Moet de nieuwe stadsbouwmeester uit het Noorden komen of juist niet?

‘De afgelopen zes jaar is een goed basement gelegd, waarop we kunnen voortbouwen. Dat heeft ruimte gemaakt voor iets nieuws. Misschien is het tijd om de boel een beetje door elkaar te gaan schudden. Ik zou het interessant vinden als we nu een stadsbouwmeester krijgen die de stad niet goed kent. Die zich verwondert en met een frisse blik kijkt. Misschien zelfs wel iemand die niet uit Nederland komt, en ons idee van de compacte stad en verdichting kritisch analyseert. Iemand die het op een positieve manier benadert en ziet dat het uniek is wat we hier doen.

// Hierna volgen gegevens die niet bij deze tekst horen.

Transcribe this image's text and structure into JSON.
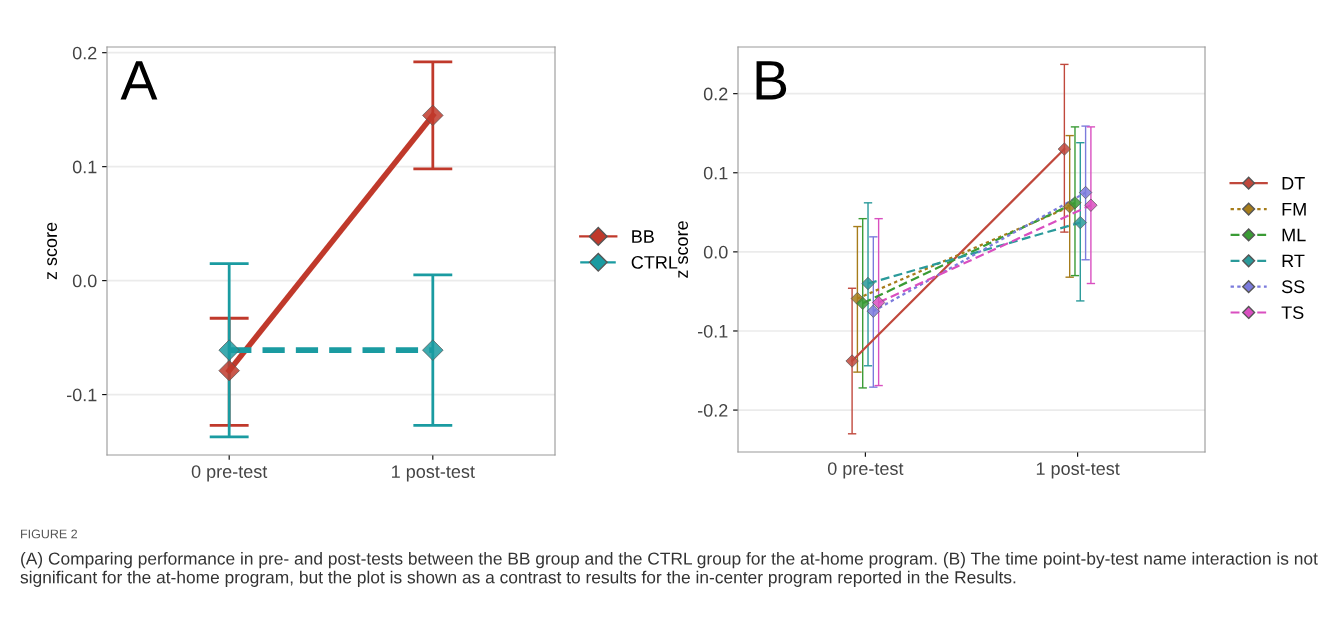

‘De nieuwe stadsbouwmeester moeten we overigens wel direct een fiets geven. Want hij of zij moet Groningen blijven ontdekken. En een ambassadeur van de stad worden. Van zo iemand krijgen wij als ontwerpers een energieboost.’

Heb je ook iemand op het oog?

‘Nee, ik ben natuurlijk niet de KNVB. Ik benijd de mensen die een lijstje met namen moeten maken niet. Misschien kennen we de beste kandidaat simpelweg nog niet. Waar is hij of zij? Misschien moet het een Amerikaan zijn, of een Japanner of een Spanjaard. De universiteit trekt aan de lopende band hoogleraren uit de hele wereld aan, dus dat kan best.’

Wat zou je de nieuwe stadsbouwmeester willen meegeven?

‘Blijf je verwonderen. Probeer niet opgeslokt te worden door bureaucratie of calimero-gedrag. Sta open voor nieuwe dingen. Als je met een vooringenomen plan komt, denk ik dat het misgaat. Het voelen en er zijn, dat maakt je een betere stadsbouwmeester.’